The simple read is that law enforcement is getting better at intercepting crypto fraud. The better market read is that this operation signals a structural shift in how crypto crime is addressed. Instead of relying solely on post-hoc investigations, police and analytics firms are now intervening in real time, using transaction monitoring and exchange cooperation to freeze or block suspicious transfers. That changes the risk calculus for scammers and, by extension, for the broader crypto ecosystem.
The operation ran for six weeks and targeted a range of scam typologies, including investment fraud and impersonation schemes. Singapore Police coordinated with Chainalysis and TRM Labs to trace on-chain flows and flag wallets linked to known scam infrastructure. The seven participating exchanges then acted on those flags to prevent withdrawals or freeze accounts. The result: $4.2 million in losses that never reached scammers, and 145 victims who were contacted directly.
This is the second such sweep, indicating that the model is repeatable. The first sweep, conducted earlier, established the playbook. This second round refined it, with faster coordination and broader exchange participation. For market participants, the implication is that crypto crime prevention is moving from reactive to proactive.
Scams remain a major headwind for mainstream crypto adoption. Each high-profile fraud erodes trust and invites regulatory scrutiny. Operations like this one reduce the reputational damage by showing that the system can police itself when law enforcement and private sector partners work together. For exchanges, the message is clear: proactive cooperation with authorities is becoming a compliance standard, not an exception. Exchanges that invest in real-time monitoring and rapid response capabilities will face less regulatory friction.

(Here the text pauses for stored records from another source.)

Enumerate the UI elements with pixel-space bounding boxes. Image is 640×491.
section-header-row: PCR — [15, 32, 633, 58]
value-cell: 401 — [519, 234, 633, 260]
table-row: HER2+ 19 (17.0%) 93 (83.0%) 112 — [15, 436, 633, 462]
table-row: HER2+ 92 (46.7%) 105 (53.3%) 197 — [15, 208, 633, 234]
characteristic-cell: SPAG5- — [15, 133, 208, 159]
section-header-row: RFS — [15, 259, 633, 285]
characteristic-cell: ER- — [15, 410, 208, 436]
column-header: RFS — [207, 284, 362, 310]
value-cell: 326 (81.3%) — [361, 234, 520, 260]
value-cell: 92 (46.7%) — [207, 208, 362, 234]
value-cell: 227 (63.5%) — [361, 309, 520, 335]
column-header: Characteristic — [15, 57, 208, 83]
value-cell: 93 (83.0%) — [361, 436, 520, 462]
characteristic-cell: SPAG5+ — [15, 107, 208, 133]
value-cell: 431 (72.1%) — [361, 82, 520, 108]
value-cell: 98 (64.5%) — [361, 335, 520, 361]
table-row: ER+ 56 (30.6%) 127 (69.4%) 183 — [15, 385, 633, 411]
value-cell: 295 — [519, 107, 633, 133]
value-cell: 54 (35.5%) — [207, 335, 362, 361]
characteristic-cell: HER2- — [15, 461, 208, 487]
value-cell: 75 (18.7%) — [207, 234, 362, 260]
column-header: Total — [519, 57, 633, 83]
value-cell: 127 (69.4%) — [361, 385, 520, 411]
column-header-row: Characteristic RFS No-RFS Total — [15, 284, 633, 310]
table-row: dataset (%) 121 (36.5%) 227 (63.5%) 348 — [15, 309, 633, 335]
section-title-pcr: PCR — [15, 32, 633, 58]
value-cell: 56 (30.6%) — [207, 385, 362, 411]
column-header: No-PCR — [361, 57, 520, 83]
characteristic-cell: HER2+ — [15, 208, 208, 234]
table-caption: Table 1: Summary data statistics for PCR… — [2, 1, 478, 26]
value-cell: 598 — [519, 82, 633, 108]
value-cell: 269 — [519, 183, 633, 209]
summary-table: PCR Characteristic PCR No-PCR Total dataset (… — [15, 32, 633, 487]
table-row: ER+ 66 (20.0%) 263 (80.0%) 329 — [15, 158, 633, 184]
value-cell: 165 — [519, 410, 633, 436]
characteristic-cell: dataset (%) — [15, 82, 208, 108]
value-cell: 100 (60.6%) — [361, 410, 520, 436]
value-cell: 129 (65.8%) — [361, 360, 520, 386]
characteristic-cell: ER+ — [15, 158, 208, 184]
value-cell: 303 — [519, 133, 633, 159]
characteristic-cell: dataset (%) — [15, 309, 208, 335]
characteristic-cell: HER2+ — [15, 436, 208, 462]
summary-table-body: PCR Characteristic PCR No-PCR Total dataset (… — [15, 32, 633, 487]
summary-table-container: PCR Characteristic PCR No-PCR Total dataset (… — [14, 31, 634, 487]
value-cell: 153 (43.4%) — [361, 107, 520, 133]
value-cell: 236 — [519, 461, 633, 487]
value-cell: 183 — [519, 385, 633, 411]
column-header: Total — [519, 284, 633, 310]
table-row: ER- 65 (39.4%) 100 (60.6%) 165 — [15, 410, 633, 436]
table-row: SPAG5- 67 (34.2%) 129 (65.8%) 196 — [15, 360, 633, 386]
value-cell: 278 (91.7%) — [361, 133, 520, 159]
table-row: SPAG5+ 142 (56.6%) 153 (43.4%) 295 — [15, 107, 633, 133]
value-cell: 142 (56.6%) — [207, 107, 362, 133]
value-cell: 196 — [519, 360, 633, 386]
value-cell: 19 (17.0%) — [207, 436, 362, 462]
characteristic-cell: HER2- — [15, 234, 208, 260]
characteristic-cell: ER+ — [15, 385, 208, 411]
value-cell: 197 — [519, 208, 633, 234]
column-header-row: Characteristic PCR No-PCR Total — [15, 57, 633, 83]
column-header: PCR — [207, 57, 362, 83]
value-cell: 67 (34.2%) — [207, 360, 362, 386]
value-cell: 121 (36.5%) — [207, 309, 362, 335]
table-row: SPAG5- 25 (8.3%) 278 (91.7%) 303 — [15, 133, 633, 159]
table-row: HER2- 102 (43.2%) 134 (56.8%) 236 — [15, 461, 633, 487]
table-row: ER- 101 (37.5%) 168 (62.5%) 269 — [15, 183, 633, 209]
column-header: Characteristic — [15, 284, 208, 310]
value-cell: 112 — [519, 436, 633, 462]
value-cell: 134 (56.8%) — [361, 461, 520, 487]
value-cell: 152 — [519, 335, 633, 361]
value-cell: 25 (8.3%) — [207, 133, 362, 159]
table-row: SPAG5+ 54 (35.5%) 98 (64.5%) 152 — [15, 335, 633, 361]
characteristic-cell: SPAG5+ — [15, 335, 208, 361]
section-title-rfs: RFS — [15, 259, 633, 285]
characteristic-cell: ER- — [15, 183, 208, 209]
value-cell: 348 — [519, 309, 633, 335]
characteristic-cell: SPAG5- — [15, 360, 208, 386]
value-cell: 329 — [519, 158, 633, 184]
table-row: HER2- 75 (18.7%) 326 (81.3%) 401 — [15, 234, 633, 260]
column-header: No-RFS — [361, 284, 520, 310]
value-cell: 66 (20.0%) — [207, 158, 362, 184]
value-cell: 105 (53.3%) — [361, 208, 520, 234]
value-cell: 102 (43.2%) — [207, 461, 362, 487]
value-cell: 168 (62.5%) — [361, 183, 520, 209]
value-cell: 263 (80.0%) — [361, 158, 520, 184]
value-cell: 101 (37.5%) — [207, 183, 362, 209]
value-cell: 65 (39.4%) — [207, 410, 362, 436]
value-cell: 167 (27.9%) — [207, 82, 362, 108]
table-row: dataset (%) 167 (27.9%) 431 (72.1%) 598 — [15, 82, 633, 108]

For investors, the sweep reduces one layer of execution risk. If funds are intercepted before they leave the exchange, the victim does not bear the full loss. That makes the crypto market marginally safer for retail participants, which supports broader adoption over time. The Bitcoin (BTC) and Ethereum (ETH) ecosystems benefit indirectly, as fewer scam losses mean less negative press and fewer calls for draconian regulation.
The next decision point is whether this model scales. If Singapore Police and its partners can repeat the success in a third sweep, other jurisdictions may adopt similar frameworks. For now, the second sweep confirms that public-private coordination works. The question is how quickly other regulators and exchanges will follow suit.